After soaring higher through the first half of the year, artificial intelligence (AI) stocks aren't looking like the sure thing they were a few months ago. Perhaps the best example of the change in investor sentiment was the response to Nvidia's (NVDA 0.71%) recent blowout second-quarter earnings report last month.
The AI chipmaker blew past estimates on the top and bottom lines as revenue nearly doubled in the quarter. Its guidance for the third quarter also was well ahead of the Wall Street view.
While you might expect the stock to soar on such a report, it finished the trading session flat after initially jumping 6% on the news. That could be a signal that investors have already priced in the surge in revenue and profits at Nvidia.
A look at other AI stocks shows that the honeymoon phase could be over. Over the last three months, it seems that most of the AI stocks seen as pure plays have fallen or underperformed the market.
Let's take a look at a few of the obstacles facing AI stocks right now.
1. Market sentiment is shifting
After several months of stocks marching higher, all three major indexes pulled back in August. This was based on two things: fears that interest rates could move even higher and the Federal Reserve's attempts to squeeze the economy to squash inflation were finally starting to yield results. The S&P 500 is down slightly this month through Sept. 11, as well, showing that the next bull market may not come as soon as Wall Street watchers hoped.
Tech companies are still generally reporting sluggish growth as the waves of layoffs in the industry in the first half of the year play out. Other industries, such as entertainment, also seem to be in a recession, plagued by the Hollywood strikes and a streaming industry that's been mostly unprofitable.
Investors may have adopted a wait-and-see approach as they wait for more evidence that the stock market deserves to go higher.

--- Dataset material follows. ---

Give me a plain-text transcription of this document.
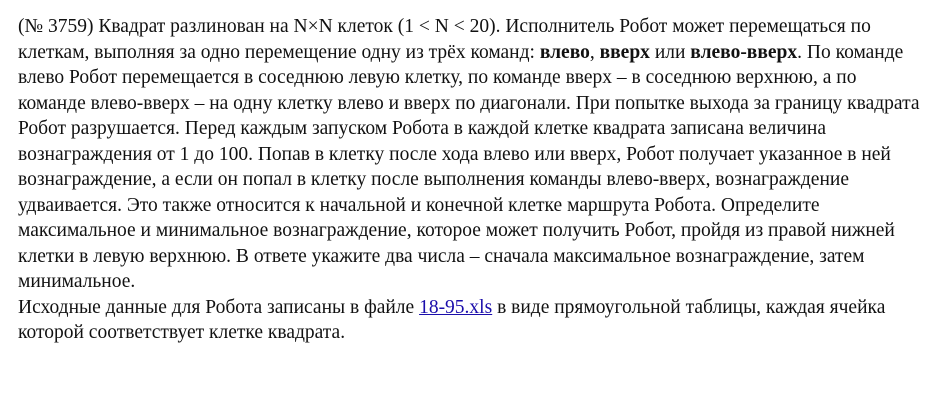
(№ 3759) Квадрат разлинован на N×N клеток (1 < N < 20). Исполнитель Робот может перемещаться по клеткам, выполняя за одно перемещение одну из трёх команд: влево, вверх или влево-вверх. По команде влево Робот перемещается в соседнюю левую клетку, по команде вверх – в соседнюю верхнюю, а по команде влево-вверх – на одну клетку влево и вверх по диагонали. При попытке выхода за границу квадрата Робот разрушается. Перед каждым запуском Робота в каждой клетке квадрата записана величина вознаграждения от 1 до 100. Попав в клетку после хода влево или вверх, Робот получает указанное в ней вознаграждение, а если он попал в клетку после выполнения команды влево-вверх, вознаграждение удваивается. Это также относится к начальной и конечной клетке маршрута Робота. Определите максимальное и минимальное вознаграждение, которое может получить Робот, пройдя из правой нижней клетки в левую верхнюю. В ответе укажите два числа – сначала максимальное вознаграждение, затем минимальное.

Исходные данные для Робота записаны в файле 18-95.xls в виде прямоугольной таблицы, каждая ячейка которой соответствует клетке квадрата.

2. AI stock valuations have gotten stretched
Many of the stocks above soared through the first half of the year as investors bet on the AI revolution. But increasing valuations bring higher expectations, and many of the valuations have now gotten stretched.
As you can see from the chart below, price-to-sales ratios have ballooned. This is an indication that trailing revenue and revenue forecasts over the next year haven't kept pace with skyrocketing valuations.
Except for Nvidia, the buzz around artificial intelligence hasn't seemed to have a notable impact on revenue growth or profits at most of these companies or the broader tech sector.
In some ways, it makes sense that Nvidia would be the first big winner. It sells the building blocks for AI infrastructure, and the soaring demand for its graphics processing units (GPUs) and other hardware is meaningful for the rest of the tech industry. However, investors seem to be realizing that it will take time for the transformation to play out and not every company tied to AI will be a winner.
C3.ai, for example, forecast revenue growth at a modest 15% this year, and Upstart is still experiencing year-over-year revenue declines as the consumer lending market has shrunk substantially due to higher interest rates.
It's unreasonable to expect those stocks and their peers to perform well without fundamentals showing that their businesses are healthy and growing. Touting an AI-based business model isn't enough anymore, and investors want to see real growth.
What it will take to turn things around
In order for AI stocks to regain their mojo, investors are likely going to need a solid and lasting rebound in the economy, showing that we're at the start of a new expansion bull market. More importantly, investors will need to see that artificial intelligence is actually moving the bottom line for these so-called AI stocks.
Thus far, that hasn't materialized except for Nvidia. With valuations inflated and expectations high, investors seem to be expecting a significant near-term tailwind from AI. If it remains that way, expect AI stocks to continue to wither.